Daphne è tratto da Le Metamorfosi di Ovidio di Mda Produzioni, la drammaturgia e la coreografia sono curate da Aurelio Gatti, gli attori sono Lucia Cinquegrana, Lucrezia Serafini, Luca Piomponi e Claudio Morello. Il mito di Apollo e Daphne è la storia di un amore mai realizzato, ma anche di un paradosso: proprio il dio protettore delle arti mediche non riesce a trovare un farmaco per la ferita infertagli da Eros, proprio il nume che conosce presente, passato e futuro, lascia che la sua mente onniveggente sia offuscata dalla tenace passione per la bellissima Daphne, figlia del fiume Peneo e di Gea.

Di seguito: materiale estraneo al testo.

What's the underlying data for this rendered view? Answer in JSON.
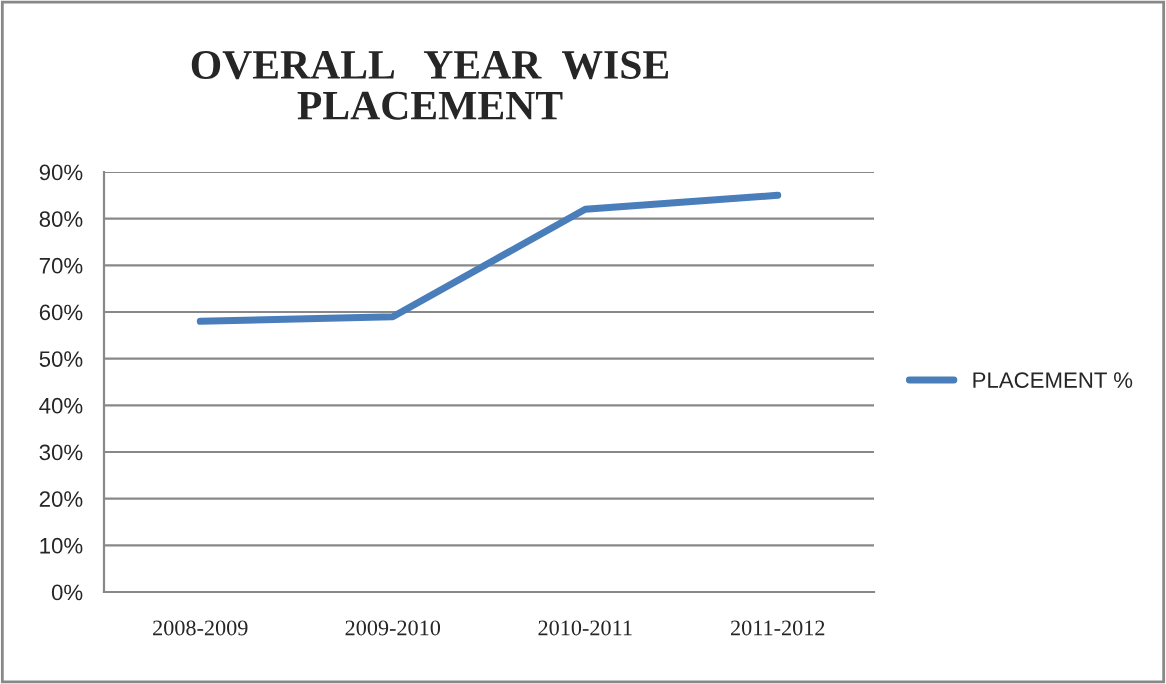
{
  "chart_data": {
    "type": "line",
    "title": "OVERALL   YEAR  WISE\nPLACEMENT",
    "categories": [
      "2008-2009",
      "2009-2010",
      "2010-2011",
      "2011-2012"
    ],
    "series": [
      {
        "name": "PLACEMENT %",
        "color": "#4a7ebb",
        "values": [
          58,
          59,
          82,
          85
        ]
      }
    ],
    "ylim": [
      0,
      90
    ],
    "yticks": [
      {
        "value": 0,
        "label": "0%"
      },
      {
        "value": 10,
        "label": "10%"
      },
      {
        "value": 20,
        "label": "20%"
      },
      {
        "value": 30,
        "label": "30%"
      },
      {
        "value": 40,
        "label": "40%"
      },
      {
        "value": 50,
        "label": "50%"
      },
      {
        "value": 60,
        "label": "60%"
      },
      {
        "value": 70,
        "label": "70%"
      },
      {
        "value": 80,
        "label": "80%"
      },
      {
        "value": 90,
        "label": "90%"
      }
    ],
    "grid": "y",
    "legend": "right",
    "marker": "none",
    "line_style": "solid"
  }
}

Molto apprezzato a Venosa, lunedì sera, lo spettacolo musicale Sud Folk Festival proposto nell’ambito della rassegna Teatri di Pietra 2021. Nel castello Pirro del Balzo Patrizia Spinosi e la sua band hanno proposto un repertorio musicale di rara bellezza e intensità. Un repertorio poliedrico, tanto sinuoso da raffrescare la mente degli spettatori alle prese con il gran caldo. Dal palinsesto musicale sono emerse le tradizioni, le passioni pulsanti, i problemi del sud Italia, di Napoli in particolar modo e della Terra dei Fuochi. Il musical in salsa partenopea è bello, condito spesso da dialoghi tra la protagonista, coadiuvata nella performance da Arcangelo Michele Caso al violoncello e dai chitarristi Michele Bonè e Gennaro Esposito. Un bel modo per ricordare, dare forma e luce, grazie alle sonorità di uno spettacolo che non annoia gli spettatori presenti ma che rende d’incanto suggestivo il condensato di relazioni umane, strette nel segno della musica partenopea. E lei, Patrizia Spinosi incanta, suscita passioni pulsanti, rende incantevole una serata tutta da seguire. La band produce pezzi leggeri, di breve durata che non stancano i presenti, pronti ad applaudire a scena aperta l’esibizione di Spinosi e a lasciare il Castello Pirro del Balzo con il desiderio di un bis.